Textile architecture: concept and structural stability

Textile architecture: concept and structural stability

In our daily lives, we often come across examples of architectural solutions in which fabric is used as the main material for defining and enveloping living spaces. As you probably already know, this concept is called “textile architecture” and is gaining strength in recent years because of its luminosity and aesthetics. In this post, we show you a little more about this trend.

Textile architecture is any architectural solution that uses fabric as the main material, both in the definition and in the wrapping of living spaces. Textile structures provide wide and aesthetic closings of great variety in terms of shapes. One of the main advantages of the use of fabric as an enclosure or covering material is the permeability of light to the interior of the structure, which provides high general levels of natural light to the living spaces located inside.

The textile structures are of constant thickness and flexible and deformable nature, but require a small number of rigid elements as support and tension to the textile load. Traditionally, we find examples of textile structures in well-known figures, such as the tents of nomadic peoples or the sails of boats.

However, the origins of our contemporary technology of textile structures are to be found in the 19th century. The mechanization of spinning and weaving after the industrial revolution made it possible to create large portable tents for the tents of travelling circuses, which were very abundant in the latter part of that century.

The basis of its formal and functional design lies in its structural stability, which requires the maintenance of permanent tensile stress in the material – the fabric – which can be achieved in two ways:

  • By applying tensile stress from the perimeter, or from intermediate points or lines. This is what is known as tensile-tensioned textile structures. The tensioning mechanism of these structures is roughly assimilated to that of the fabric of an umbrella.
  • By applying perpendicular and continuous air pressure to the entire surface, in what are known as swollen structures. The tension mechanism of these structures is similar to that of a beach mattress.

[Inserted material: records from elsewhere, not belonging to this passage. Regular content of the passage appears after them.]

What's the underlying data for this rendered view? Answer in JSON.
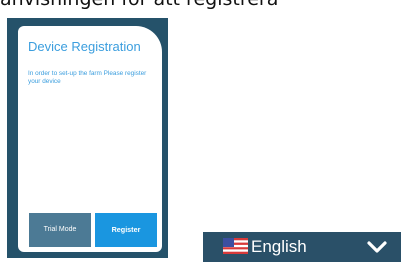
{
  "background_text": "anvisningen för att registrera",
  "dialog": {
    "title": "Device Registration",
    "message": "In order to set-up the farm Please register your device",
    "trial_button": "Trial Mode",
    "register_button": "Register"
  },
  "language": {
    "selected": "English",
    "flag_icon": "us-flag-icon",
    "dropdown_icon": "chevron-down-icon"
  },
  "colors": {
    "frame": "#25526a",
    "accent": "#3b9ede",
    "register_button": "#1a96e0",
    "trial_button": "#4c7a95",
    "language_bar": "#2a5068"
  }
}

The shape and physical behaviour of textile structures differs greatly from the conventional, rigid, “linear elastic” gantry structures used in most buildings. There are three fundamental structural factors in a textile structure: surface shape, pre-stressing levels and surface deformability.

Surface shape

Most contemporary textile structures are based on an “anticlastic” surface geometry, i.e. a structure that is solely tensile, without bending or compressive stresses. It is a set of “arched” tensile elements that act in opposition to a similar set of “hanging” elements, i.e. there is a series of upward and downward forces that end up at the edge and at the fastening points.

Physically, the two sets of elements represent the two directions of the textile yarn (the weft and the warp) inside the membrane. This configuration has a valuable property, because it can be pre-stressed in its entirety without significant changes in its overall shape.

Prestressing

Prestressing contributes significantly to the rigidity of a membrane because its various curvatures interact to retain what would otherwise be significant deformations. The deformation of the “hanging” curvature due to the different stresses on the structure is retained by the “arc” stresses. The actual prestress values used in practice usually represent a small proportion of the ultimate strength of the membrane.

The prestressing level can also be set in such a way that loss of tension in both directions is avoided in a special area of the surface under the applied load. Such values are usually set in combination with the selection of the shape.

Deformability

Unlike the more conventional modes of building construction, deformability is considered to be a useful and important characteristic of textile structures.

In fact, due to their relatively low surface stiffness, both in-plane and out-of-plane, changes in shape are a primary response of the textile structure to externally applied loads, in conjunction with changes in stress distribution across the surface. In addition, the deformations that develop in the membrane material are, in several respects, greater than those of steel, for example.

Consequently, much greater deformations and geometrical changes occur in textile structures under load than in conventional portal constructions. The overall stability is ensured by adequate flexibility of the membrane supports as well as by the deformability of the membrane.